In his ruling, Judge Kinard deemed Mr. Thurmond’s decertification to be a “disqualification,” which might make sense if not for the fact that the Supreme Court had gone so far out of its way to make it clear that candidates who didn’t file their paperwork had never been “candidates” at all. Therefore, the attorney general’s office reasoned, they could not be “disqualified.”

It’s striking that Judge Kinard didn’t even quote from the law that was the ostensible basis for allowing the do-over primary. Instead, he cited “the inherent power of this Court to do all things reasonably necessary to ensure that just results are reached to the fullest extent possible.”

A reading hint for court orders: When a judge starts speaking of “inherent power,” beware. It suggests that no statutory or constitutional power exists to justify his decision.

Also striking is the contrast between Judge Kinard’s ends-justify-the-means approach and the Supreme Court’s order that set off the ballot fiasco. The court made it clear that it didn’t like what it was doing. It simply saw no way to ignore the clear and unambiguous law that required the paper reports.

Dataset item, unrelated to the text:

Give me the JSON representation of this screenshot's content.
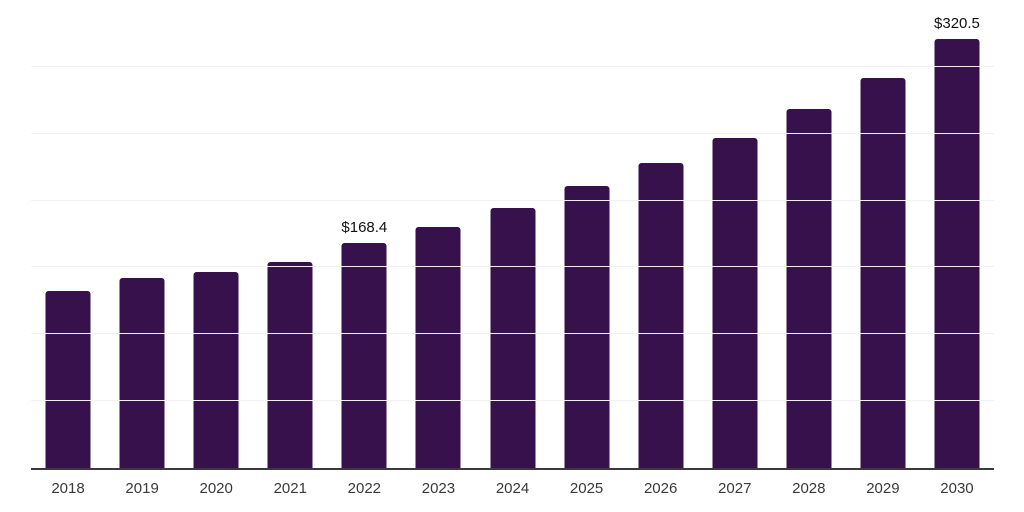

If there were a time for the courts to worry about what is “just” rather than what the law requires — and I don’t believe there ever is such a time — it was when the original case was decided. Having not found a way to do that, how in the world could the justices possibly just grab ahold of Judge Kinard’s handy-dandy little “inherent power” argument and create one special set of rules to one special candidate?